Gabriele Fallopio (1.523-1.562), anatomista italiano,[2]tinha também um remédio peculiar, que consistia em um pedaço de pano contendo uma mistura dos seguintes ingredientes: vinho, raspas de guáiaco, flocos de cobre, mercúrio precipitado, raiz de genciana, corais vermelhos, cinzas de marfim, chifre queimado de veado. Esse preparado deveria ser colocado sobre a glande logo após o ato sexual e ali permanecer por 4 ou 5 horas. Disse que usou isso em milhares de homens e chegou a jurar por Deus Todo-Poderoso que não houve nenhuma falha.

Num dos próximos posts falaremos sobre os tratamentos “específicos” dos primeiros tempos do Mal Francês um dos muitos nomes da sífilis. Clique aqui para ver um post sobre as denominações da sífilis.

 

Referências bibliográficas
Abraham, J J. Some account of the history of the treatment of syphilis. British Venereal Diseases. 1948, Vol. 24, 4, pp. 139-142
Arrizabalaga, J, Henderson, J e French, R. The Great Pox – The French Disease in Renaissance Europe. New Haven e London : Yale University Press, 1997.
Hayden, D. Genius, Madness and the Misteries of Syphilis. New York : Basic Books, 2003.
Jeanselme, E. Traité de la syphilis. Paris : G. Doin & Cie Editeurs, 1931.
Quetel, Claude. The history of syphilis. Baltimore : Johns Hopkins Paperbacks, 1992. Traduzida para o inglês por Judith Braddock e Brian Pike do original francês Le Mal de Naples. Histoire de la Syphilis

Villalobos, Francisco L. Tratado sobre las pestíferas bubas. [A. do livro] RH Major. Classical descriptions of disease. 3ª. Springfield : Charles C Thomas Publisher, 1965, pp. 17-19.



[1]Erva medicinal, tóxica, comum na medicina grega, empregada como purgante, para eliminar humores nocivos.
[2]Descreveu o conduto que liga os ovários ao útero, conhecidas como “Trompas de Fallopio”

Neto Geraldes

Um novo historiador que gosta da medicina e um velho médico que gosta da história.

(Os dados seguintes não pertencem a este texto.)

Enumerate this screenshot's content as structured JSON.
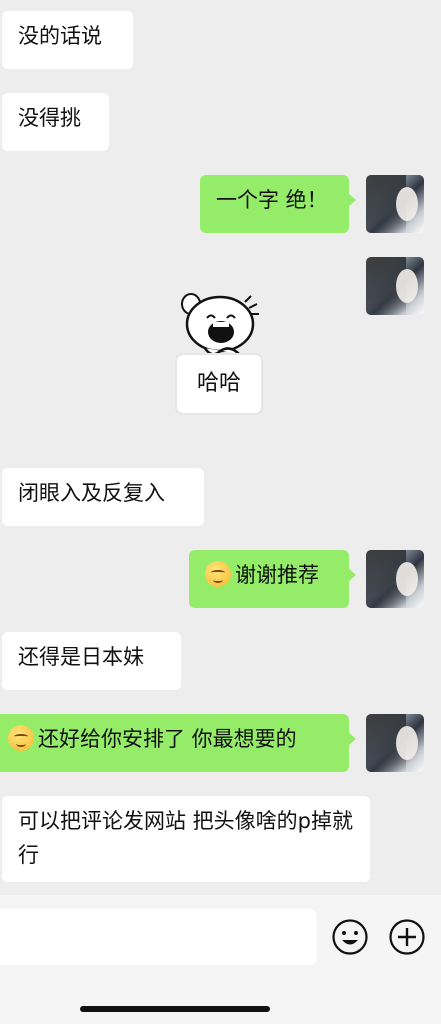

Este post tem 2 comentários

  1. É por aí… Os fatos precisam ser analisados levando-se em conta as características de cada época.O arsênico, que Villallobos praticamente intuiu que era útil, no começo do século XX apareceu como uma revolução no tratamento da sífilis e hoje já está totalmente abandonado. O saber médico evoluiu passo a passo.

  2. Branco

    Pela observação, tentativa, avaliação etc produz-se a evolução do conhecimento.